Rzecznik Praw Obywatelskich z tymi problemami zgłosił się do ministra finansów i oczekuje odniesienia się do zarzutów. Docieka również, czy resort zajmie się zmianami w systemie kar za brak ubezpieczenia OC.

350 000 Polaków przyłapanych. Kary za brak OC sypią się jak nigdy

W 2023 roku było 350 tys. przypadków, kiedy pojazd miał przerwę w ochronie. To więcej niż w poprzednich latach, tendencja jest wzrostowa. O komentarz wniosku RPO poprosiliśmy Ubezpieczeniowy Fundusz Gwarancyjny.

Ustawodawca nałożył na Fundusz między innymi wykonanie zadania, jakim jest kontrolowanie obowiązku posiadania ważnego ubezpieczenia OC komunikacyjnego i dochodzenie opłat za brak spełnienia tego obowiązku. Wysokość i sposób dochodzenia tych opłat są określone w przepisach prawa i tak też Fundusz je wykonuje - usłyszeliśmy w UFG.

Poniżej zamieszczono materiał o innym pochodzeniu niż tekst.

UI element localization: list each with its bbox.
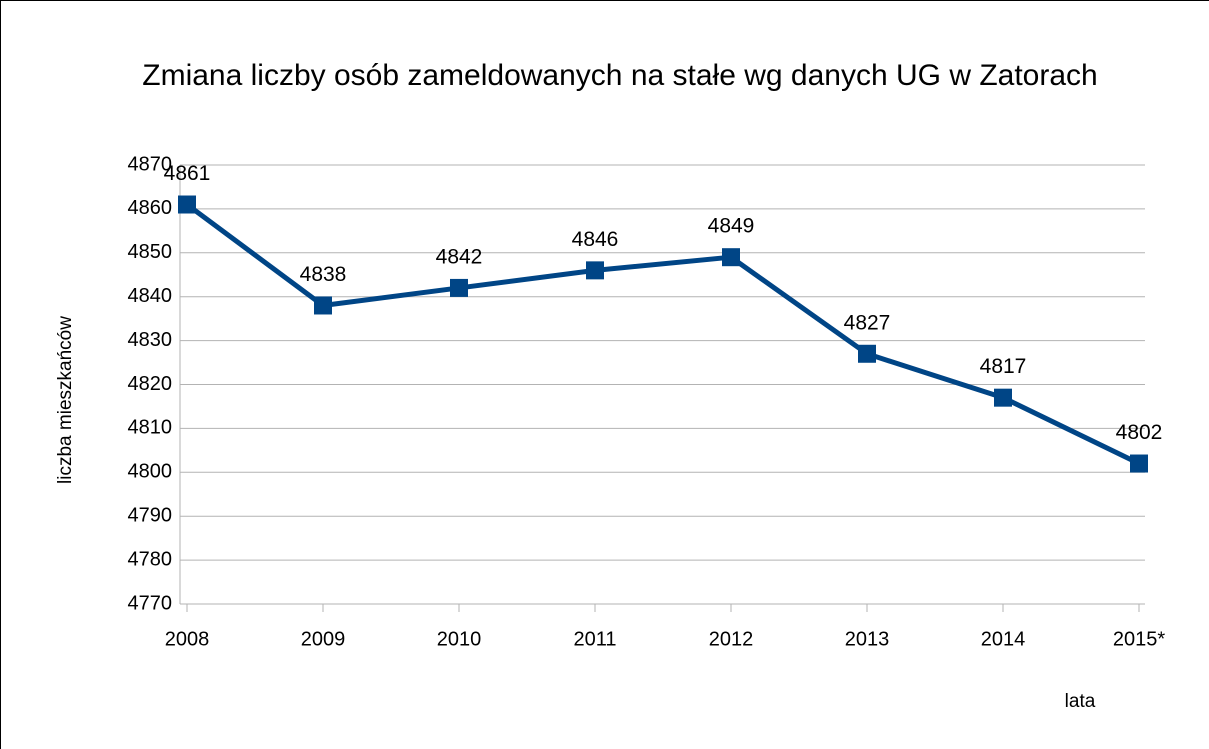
data-label: 4849 [708,215,755,238]
data-point [1130,454,1148,473]
y-tick-label: 4810 [128,417,173,439]
y-tick-label: 4820 [128,373,173,395]
data-label: 4861 [164,162,211,185]
x-axis-label: lata [1065,691,1096,712]
data-point [586,261,604,280]
data-label: 4817 [980,355,1027,378]
y-tick-label: 4870 [128,153,173,175]
data-point [450,278,468,297]
data-point [178,195,196,214]
y-tick-label: 4790 [128,504,173,526]
x-tick-label: 2010 [437,628,482,650]
data-point [722,248,740,267]
x-tick-label: 2009 [301,628,346,650]
y-tick-label: 4800 [128,461,173,483]
x-tick-label: 2014 [981,628,1026,650]
chart-title: Zmiana liczby osób zameldowanych na stał… [142,59,1097,92]
y-tick-label: 4840 [128,285,173,307]
y-tick-label: 4770 [128,592,173,614]
data-line [185,202,1141,466]
x-tick-label: 2012 [709,628,754,650]
y-tick-label: 4830 [128,329,173,351]
data-point [314,296,332,315]
data-label: 4802 [1116,421,1163,444]
x-tick-label: 2011 [573,628,616,650]
data-label: 4827 [844,311,891,334]
y-tick-label: 4850 [128,241,173,263]
data-point [994,388,1012,407]
x-tick-label: 2013 [845,628,890,650]
data-point [858,344,876,363]
data-label: 4842 [436,245,483,268]
y-tick-label: 4860 [128,197,173,219]
y-tick-label: 4780 [128,548,173,570]
data-label: 4846 [572,228,619,251]
x-tick-label: 2008 [165,628,210,650]
y-axis-label: liczba mieszkańców [55,316,76,484]
data-label: 4838 [300,263,347,286]
x-tick-label: 2015* [1113,628,1165,650]
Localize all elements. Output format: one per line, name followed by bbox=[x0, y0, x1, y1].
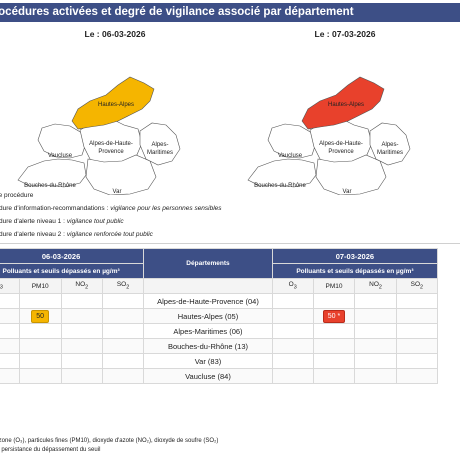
dept-shape-alpes-maritimes[interactable] bbox=[139, 122, 181, 166]
label-bdr: Bouches-du-Rhône bbox=[254, 183, 306, 189]
dept-name-cell: Vaucluse (84) bbox=[143, 368, 273, 384]
department-map: Hautes-Alpes Alpes-de-Haute- Provence Al… bbox=[17, 76, 181, 195]
footnote-pollutants: Ozone (O₃), particules fines (PM10), dio… bbox=[0, 438, 219, 444]
map-date-label: Le : 06-03-2026 bbox=[84, 29, 146, 39]
table-dept-header: Départements bbox=[143, 248, 273, 279]
table-date-left: 06-03-2026 bbox=[0, 248, 145, 264]
col-so2: SO2 bbox=[395, 278, 439, 294]
dept-name-cell: Alpes-de-Haute-Provence (04) bbox=[143, 293, 273, 309]
label-var: Var bbox=[113, 189, 122, 195]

– Fundusz od początku swojej działalności wypłacił poszkodowanym przez nieubezpieczonych sprawców ponad 2 mld zł. W ostatnich latach, rok do roku, wypłacamy poszkodowanym i ich rodzinom po ok. 100 mln złotych tytułem odszkodowań i świadczeń. To zatem w interesie społecznym – tysięcy poszkodowanych i ich rodzin – leży dochodzenie opłat za niewykonanie ustawowego obowiązku. Te pieniądze wypłacamy w imieniu nieubezpieczonych sprawców, bo należą się ofiarom i ich rodzinom. Fundusz występuje z regresem do sprawców, są oni winni już blisko 360 mln zł (stan na koniec 2023 roku). Opłata ma charakter prewencyjny, a jej rola jest taka, że ma skutecznie i na stałe utrwalić świadomość obowiązku zawarcia umowy ubezpieczenia przez posiadacza pojazdu. Dzisiaj średni koszt szkody spowodowanej przez nieubezpieczonego sprawcę wynosi ponad 20 tys. zł. Wszystko to przy średnim koszcie polisy wynoszącym ok. 600 zł i nieustannej obecności tematu ubezpieczeń komunikacyjnych w mediach tradycyjnych i mediach społecznościowych. To oczywiście oznacza, że trudno z poziomu posiadacza pojazdu wyprzeć ten temat i tłumaczyć się brakiem świadomości obowiązku ubezpieczenia pojazdu. Tym bardziej, że ustawowy obowiązek posiadania ważnego OC nie jest niczym nowym, bo obowiązuje od dziesięcioleci – skwitował UFG.

Żałował 600 zł, teraz musi zapłacić 120 000 zł

Przestrogą przed "oszczędzeniem" 600 zł na ubezpieczenie OC może być przypadek kierowcy, który przy zmianie pasa nie zauważył jadącego prawidłowo Bentleya. Obcierka zaczęła się na przednim błotniku, a skończyła na tylnym wraz ze zniszczeniem kilku elementów. Wartość odszkodowania sięgnęła ponad 120 tys. zł, które teraz sprawca bez OC spłaca w 24 ratach.